McKownville Improvement Association
- McKownville  residential neighborhoods - the alleys in the area north of Western Avenue



The revised subdivision plan for the Country Club Highlands development filed in December 1912 included a significantly changed street and lot plan. It also added a system of 15-foot wide alleyways (shown on this map - pdf) behind the houses allowing for access to garages from these alleys. In the original intention, this would have kept the house lots and sidewalks from being cut and paved over by driveways, and reduced the vehicle traffic on the streets. This arrangement not only promoted safety for residents and their children but, because the streets were not paved originally, also kept the dust nuisance down in the warmer months. Possibly they may have also made the streets a bit less slushy or ice-rutted in the winter.
These alleys are still actively used adjacent to several of the streets, but those next to Elmwood Street became inactive, with driveways to the street or onto Fuller Road  seeming to be preferred for houses built from about 1930. This may have been because these streets had been paved by then, but the alleys were not, and also perhaps because clearing of snow from the narrow alleys must have been a chore to be avoided if possible.
The alleys were also used to run electric utility supply lines, making the streetscapes attractively free of cables and creosoted utility poles, with the unfortunate exception of Norwood Street and Waverly Place where the utility used the streets as well as the alleys to install these. The usual butchering of street trees, planted before the utility line was installed, has inevitably followed.
alley between
        Parkwood and Glenwood Streets - thumbnail image alley between Parkwood and Glenwood Streets, with utility line.

Norwood-Glenwood
        alley thumbnail image alley between Norwood and Glenwood Streets.

The town supervisor thinks these alleys may be unique in the State, in the fact that there appear now to be no formal owners of most of the sections of these alleyways as far as the property tax is concerned (map of present extent of the alleys - pdf). One is shown clearly marked as "common alley" on a fairly recent engineering plan [3.4MB pdf file] of a corner of the Country Club Highlands subdivision, behind 1467 Western Avenue, off Elmwood Street. The county tax map also marks them with this label. A separate web page gives the details of the ownership history of the Country Club Highlands alleys, and easements.

Besides the aim of keeping driveway and garage access off the residential streets, the alleys are also where the pipes of a system of combination septic tank overflow and storm water drains were installed in the early years of the development. A report of the Improvement Association Water and Sewer committee in 1946 states that ownership of the storm drain/sewer overflow system was even then not clear, and that no one seemed to be responsible for it. These drains were disconnected from house septic tank overflow sewer lines sometime between 1970 and 1973, when a separate sanitary sewer system was installed in McKownville. The remains of the old alley drain system have later proved problematical, because they are not systematically maintained. There have been places where subsidence has occurred, and also blockages, which have contributed to local high groundwater levels and individual basement flooding.

There is a separate set of alley segments in the adjacent area, originally a narrow (12 ft wide) horse and cart access road established in 1877 for the LaGrange lots.
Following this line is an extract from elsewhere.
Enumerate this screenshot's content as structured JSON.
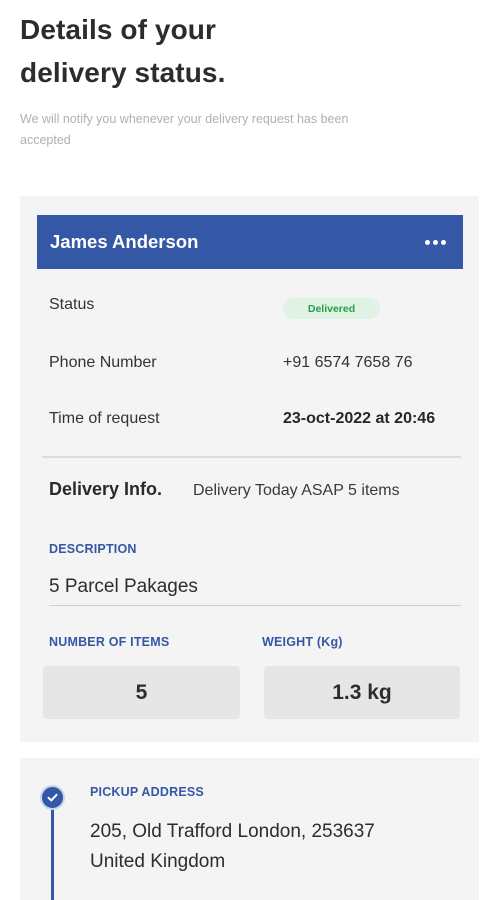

Parts of this common access roadway are still accessible and used and enjoyed by neighborhood pedestrians, and some segments are variably closed off. The history and property ownership aspects of the LaGrange lots and the access roadway along their southern ends is set out on the linked web page.

In general, residents where the alleys are still actively in use like them, and the walking paths they provide away from the traffic noise and fumes on Western Avenue and Fuller Road are valued assets in this neighborhood.
The McKownville Improvement Association in 2014 distributed a explanatory flyer to residents owning properties adjacent to the alleys, who are requested to help maintain them so that they are usable, including not blocking access for utilities maintenance crews to the cables and wires which run along them.